Mungkin ia risih dengan bau keringatnya sendiri. Lalu kulepaskan pelukanku. Kusiram tubuh Mbak Narsih dengan air dingin.
“Sini Mbak biar gantian ku mandiin” kuraih sabun yang dipegangnya.
Lalu
balik tubuh Mbak Narsih dan kusabun punggungya. Kugosok bagian
punggungnya dan tanganku yang nakal bergeser terus ke bawah. Begitu
tanganku menyentuh bagian pantatnya yang padat tanganku mulai meremas
dengan gemas.
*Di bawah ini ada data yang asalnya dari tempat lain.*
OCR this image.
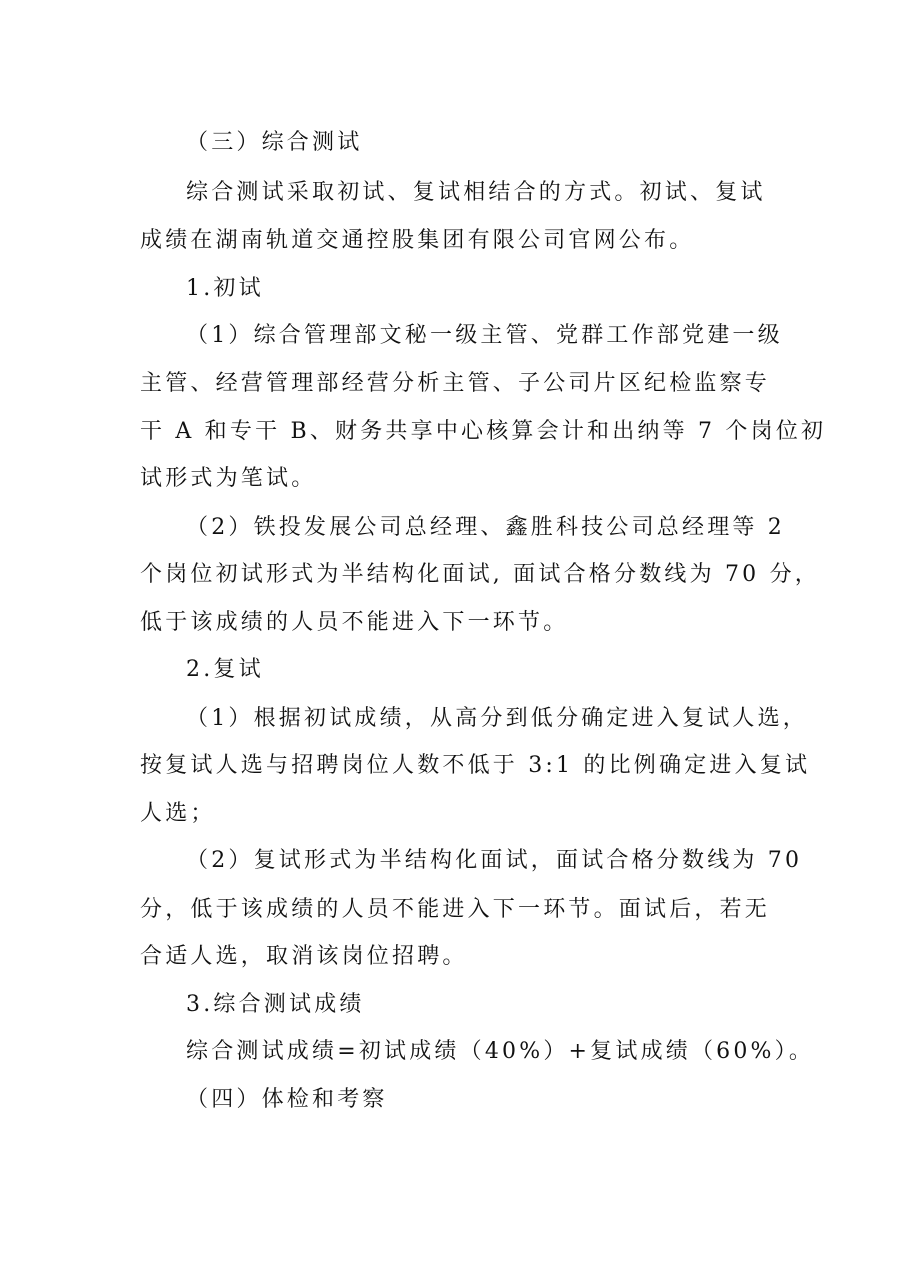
（三）综合测试
综合测试采取初试、复试相结合的方式。初试、复试
成绩在湖南轨道交通控股集团有限公司官网公布。
1.初试
（1）综合管理部文秘一级主管、党群工作部党建一级
主管、经营管理部经营分析主管、子公司片区纪检监察专
干 A 和专干 B、财务共享中心核算会计和出纳等 7 个岗位初
试形式为笔试。
（2）铁投发展公司总经理、鑫胜科技公司总经理等 2
个岗位初试形式为半结构化面试, 面试合格分数线为 70 分，
低于该成绩的人员不能进入下一环节。
2.复试
（1）根据初试成绩，从高分到低分确定进入复试人选，
按复试人选与招聘岗位人数不低于 3:1 的比例确定进入复试
人选；
（2）复试形式为半结构化面试，面试合格分数线为 70
分，低于该成绩的人员不能进入下一环节。面试后，若无
合适人选，取消该岗位招聘。
3.综合测试成绩
综合测试成绩=初试成绩（40%）+复试成绩（60%）。
（四）体检和考察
Kuelus dan kugosok ke dua belah bongkahan pantat Mbak
Narsih. Setelah puas bermain-main dengan pantatnya, tanganku mulai
menyabun tubuh Mbak Narsih bagian depan. Namun saat itu posisiku masih
dibelakang Mbak Narsih, jadi tanganku menggosok bagian depannya sambil
memeluknya dari belakang. Saking ketatnya pelukanku, tubuh bagian bawah
kami saling menempel ketat. Batang kemaluanku yang sudah sangat keras
tergencet antara bongkahan pantat Mbak Narsih dengan perutku sendiri.
(Pembaca bisa bayangin gimana rasannya). Luar biasa! Apalagi pantat Mbak
Narsih dan batang kemaluanku sangat licin karena penuh busa sabun.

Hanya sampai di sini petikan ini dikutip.